Murphy Group has lost a case in which it sought to prevent more than £8m in damages being claimed through an on-demand performance bond by Beckton Energy Ltd on its delayed fat-fired power plant.
In papers filed at the High Court, it was revealed Beckton was seeking to call on the bond for £8.27m in liquidated damages due to Murphy missing construction targets on the scheme.
A performance bond is a bond issued by an insurance company or a bank to guarantee satisfactory completion of a project by a contractor.
Murphy was contracted in March 2013 under a £70m EPC contract to build a combined heat and intelligent power (CHiP) plant.
The plant is expected to provide up to 18 MW of electricity back into the National Grid and 1 MW of renewable heat to power Thames Water’s Beckton Waste Water Treatment Plant using recycled fuels derived from fats, oils and greases.
The job has already been cited as chiefly responsible for the £9.1m loss accrued by Murphy in 2014.

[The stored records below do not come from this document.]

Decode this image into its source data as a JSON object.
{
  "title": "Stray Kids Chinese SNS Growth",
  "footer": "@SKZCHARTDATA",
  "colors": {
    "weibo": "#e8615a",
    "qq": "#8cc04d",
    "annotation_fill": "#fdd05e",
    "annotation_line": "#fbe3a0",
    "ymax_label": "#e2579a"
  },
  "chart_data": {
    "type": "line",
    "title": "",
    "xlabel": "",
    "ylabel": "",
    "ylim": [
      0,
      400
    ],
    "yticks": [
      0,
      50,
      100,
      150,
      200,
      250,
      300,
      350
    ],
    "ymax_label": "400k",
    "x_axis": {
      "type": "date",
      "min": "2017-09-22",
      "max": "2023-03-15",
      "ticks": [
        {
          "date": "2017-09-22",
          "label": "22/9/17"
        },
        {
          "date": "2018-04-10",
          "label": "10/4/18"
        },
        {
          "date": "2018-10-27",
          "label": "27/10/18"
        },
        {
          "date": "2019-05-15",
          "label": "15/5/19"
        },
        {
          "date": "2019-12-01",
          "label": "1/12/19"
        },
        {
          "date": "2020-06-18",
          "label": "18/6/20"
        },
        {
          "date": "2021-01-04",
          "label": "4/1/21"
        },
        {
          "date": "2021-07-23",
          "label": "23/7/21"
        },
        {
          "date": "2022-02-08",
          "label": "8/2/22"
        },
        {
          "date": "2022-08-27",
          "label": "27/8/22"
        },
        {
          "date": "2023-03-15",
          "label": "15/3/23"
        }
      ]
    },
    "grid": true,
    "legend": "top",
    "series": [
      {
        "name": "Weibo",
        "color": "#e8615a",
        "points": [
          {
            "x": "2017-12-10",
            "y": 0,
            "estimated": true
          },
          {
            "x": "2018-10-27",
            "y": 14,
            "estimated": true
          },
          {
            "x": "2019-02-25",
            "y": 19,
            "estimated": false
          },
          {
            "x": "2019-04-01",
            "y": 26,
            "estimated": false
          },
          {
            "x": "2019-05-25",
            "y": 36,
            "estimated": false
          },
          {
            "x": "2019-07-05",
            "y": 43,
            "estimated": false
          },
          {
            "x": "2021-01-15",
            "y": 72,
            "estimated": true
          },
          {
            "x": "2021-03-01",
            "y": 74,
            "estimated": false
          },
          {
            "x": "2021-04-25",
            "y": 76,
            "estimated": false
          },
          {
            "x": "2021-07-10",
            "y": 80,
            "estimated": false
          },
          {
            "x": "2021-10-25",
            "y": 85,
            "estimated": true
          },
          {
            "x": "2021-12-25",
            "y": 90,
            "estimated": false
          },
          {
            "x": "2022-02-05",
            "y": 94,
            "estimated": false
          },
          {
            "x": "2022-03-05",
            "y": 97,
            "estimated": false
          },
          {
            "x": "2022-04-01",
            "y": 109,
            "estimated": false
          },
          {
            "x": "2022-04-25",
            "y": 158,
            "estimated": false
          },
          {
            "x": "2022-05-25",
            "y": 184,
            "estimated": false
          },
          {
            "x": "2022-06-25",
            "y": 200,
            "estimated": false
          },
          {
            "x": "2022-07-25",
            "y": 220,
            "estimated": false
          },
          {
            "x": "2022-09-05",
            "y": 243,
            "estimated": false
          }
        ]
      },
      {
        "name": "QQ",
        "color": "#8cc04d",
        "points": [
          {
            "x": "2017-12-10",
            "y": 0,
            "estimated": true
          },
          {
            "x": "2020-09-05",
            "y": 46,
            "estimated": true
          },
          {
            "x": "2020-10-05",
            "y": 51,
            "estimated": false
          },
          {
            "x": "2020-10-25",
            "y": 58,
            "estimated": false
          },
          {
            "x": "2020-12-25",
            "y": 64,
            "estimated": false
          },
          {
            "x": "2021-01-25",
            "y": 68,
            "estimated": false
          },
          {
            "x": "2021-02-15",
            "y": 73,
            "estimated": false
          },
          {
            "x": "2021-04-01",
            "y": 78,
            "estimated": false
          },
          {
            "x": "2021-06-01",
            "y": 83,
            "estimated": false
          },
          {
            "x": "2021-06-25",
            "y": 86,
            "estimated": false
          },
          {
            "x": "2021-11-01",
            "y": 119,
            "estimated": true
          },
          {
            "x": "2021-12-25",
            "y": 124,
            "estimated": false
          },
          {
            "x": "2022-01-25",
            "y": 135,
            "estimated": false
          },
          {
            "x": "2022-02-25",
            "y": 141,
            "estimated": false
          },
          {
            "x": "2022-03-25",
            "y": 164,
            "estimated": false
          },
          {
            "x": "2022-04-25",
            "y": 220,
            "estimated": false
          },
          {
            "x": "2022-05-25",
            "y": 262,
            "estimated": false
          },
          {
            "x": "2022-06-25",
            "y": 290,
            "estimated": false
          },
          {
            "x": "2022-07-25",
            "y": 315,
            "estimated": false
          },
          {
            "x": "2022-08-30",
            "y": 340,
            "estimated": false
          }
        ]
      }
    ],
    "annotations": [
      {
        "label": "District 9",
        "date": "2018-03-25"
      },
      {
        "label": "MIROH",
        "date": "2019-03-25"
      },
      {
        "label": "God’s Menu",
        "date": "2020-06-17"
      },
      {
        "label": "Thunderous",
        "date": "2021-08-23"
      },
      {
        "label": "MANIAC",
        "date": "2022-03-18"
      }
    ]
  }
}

In its results for the year to 31 December 2014, Murphy highlighted “difficulties with design, cost escalation, supply chain and engine-related technical breakdowns at its Beckton CHP scheme”.
Beckton Energy Ltd has pursued its £8.27m in damages after it claimed Murphy missed several targets.
Murphy was contracted to reach a ROC Accreditation Milestone by 2 November 2014. This equates to Ofgem awarding Renewables Obligation accreditation to the scheme based on completion of tests that showed the plant was capable of commercial operation.
It was also expected to complete works by 31 January 2015 and the project has still to be handed over.
The scheme had been funded with the aid of a loan facility of £53m plus VAT facility of £2m, while Beckton’s shareholders committed £17m.
The first repayment was due on 30 September 2015, which Beckton has paid, and is due every six months thereafter.
According to the papers, Beckton has “now exhausted all possible sources of committed funding and needs payment of delay damages”.
The court papers state: “Without payment under the bond, Beckton does not believe that its auditors will be able to give an unqualified opinion as to its solvency, which would have grave consequences for Beckton, being a default event under the facilities agreement and damaging to Beckton’s credit status.”
Murphy said a call on the bond “gives rise to a risk of damage to its commercial reputation, standing and creditworthiness, and would be something that might well need to be disclosed in future tenders”.
Murphy had sought injunctive relief against Beckton preventing it from making a demand on the bond until there had been agreement or determination from the project engineer, Christopher Turner of Capita Symonds.
Beckton claimed Murphy failed to achieve the ROC Accreditation Milestone and to achieve the taking over date as required in its contract.
It also alleged Murphy’s claims for extensions have not been granted by the engineer “on the basis that Murphy had not demonstrated that any event or circumstances giving rise to a claim for extension of time or payment had occurred”.
Mrs Justice Carr ruled Beckton could “in good faith assert breach on the part of Murphy for delay and claim a sum of delay damages as a consequence of such breach” and that ”it would not be fraudulent for Beckton to make a call on the bond in the absence of agreement or determination by the engineer” as per the contract.
Beckton Energy Ltd, 20C Ltd and Murphy Group all declined to comment.